1.Mix all the ingredients except oil, egg and breadcrumbs with the minced mutton. Then add egg and bread crumbs and mix well.



2.Divide this dough into 12 parts and make small koftas. Heat enough oil to deep fry (you may choose to shallow fry), reduce the heat to low and drop the koftas into the oil and fry until golden brown on low flame, stirring from time to time. Strain on a kitchen tissue and keep aside.



The Achari Gravy:

1.Dry roast mustard, onion, fennel, cumin, fenugreek seeds, red chilli and cloves together until fragrant and slightly browned. Allow to cool a little and then make it into a coarse powder in an electric grinder or using a mortar and pestle.

2.Heat the mustard oil with the ghee in a thick bottom skillet, add the chopped onion and fry till golden brown.
    
3.Add ginger garlic paste and fry for 30 seconds on a medium heat, then add turmeric pwd, deggi mirch pwd, coriander pwd and fry for a minute on low flame.

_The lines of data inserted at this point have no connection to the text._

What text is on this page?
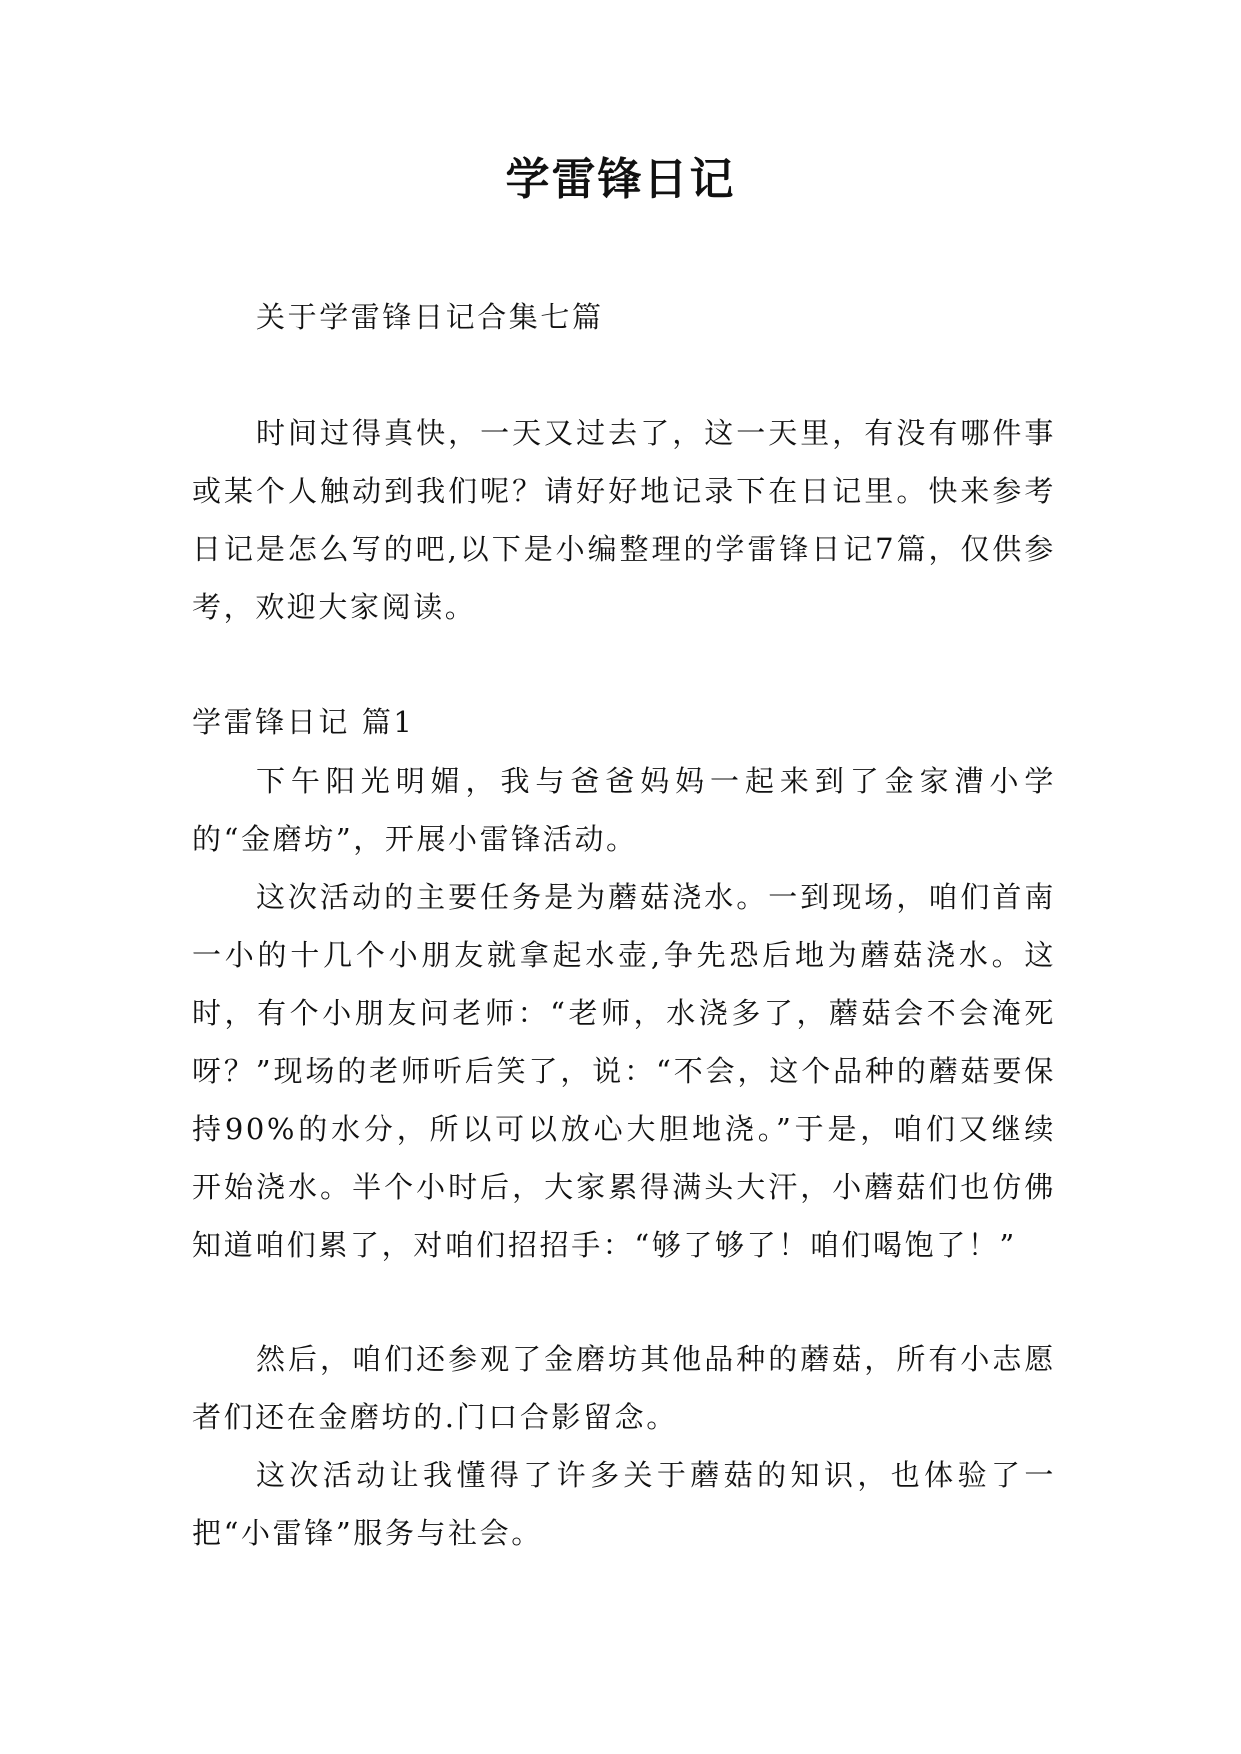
学雷锋日记

关于学雷锋日记合集七篇

时间过得真快，一天又过去了，这一天里，有没有哪件事或某个人触动到我们呢？请好好地记录下在日记里。快来参考日记是怎么写的吧,以下是小编整理的学雷锋日记7篇，仅供参考，欢迎大家阅读。

学雷锋日记 篇1

下午阳光明媚，我与爸爸妈妈一起来到了金家漕小学的“金磨坊”，开展小雷锋活动。

这次活动的主要任务是为蘑菇浇水。一到现场，咱们首南一小的十几个小朋友就拿起水壶,争先恐后地为蘑菇浇水。这时，有个小朋友问老师：“老师，水浇多了，蘑菇会不会淹死呀？”现场的老师听后笑了，说：“不会，这个品种的蘑菇要保持90%的水分，所以可以放心大胆地浇。”于是，咱们又继续开始浇水。半个小时后，大家累得满头大汗，小蘑菇们也仿佛知道咱们累了，对咱们招招手：“够了够了！咱们喝饱了！”

然后，咱们还参观了金磨坊其他品种的蘑菇，所有小志愿者们还在金磨坊的.门口合影留念。

这次活动让我懂得了许多关于蘑菇的知识，也体验了一把“小雷锋”服务与社会。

Finally add the chopped tomatoes, dress with salt and fry until the oil starts to separate from the spices.
    
4.Add the dry roasted spice pwd and fry for approx minute and then add 1 and ½ cup of water. Cook on a high flame untill the gravy thickens, then add the lemon juice and drop in the meatballs and gently toss to incorporate the meatballs and the gravy together.
    
5.Turn off the heat and cover with a lid, allow resting for 10 minutes or longer. Reheat before serving if required and enjoy over a flatbread with some lettuce and onion rings.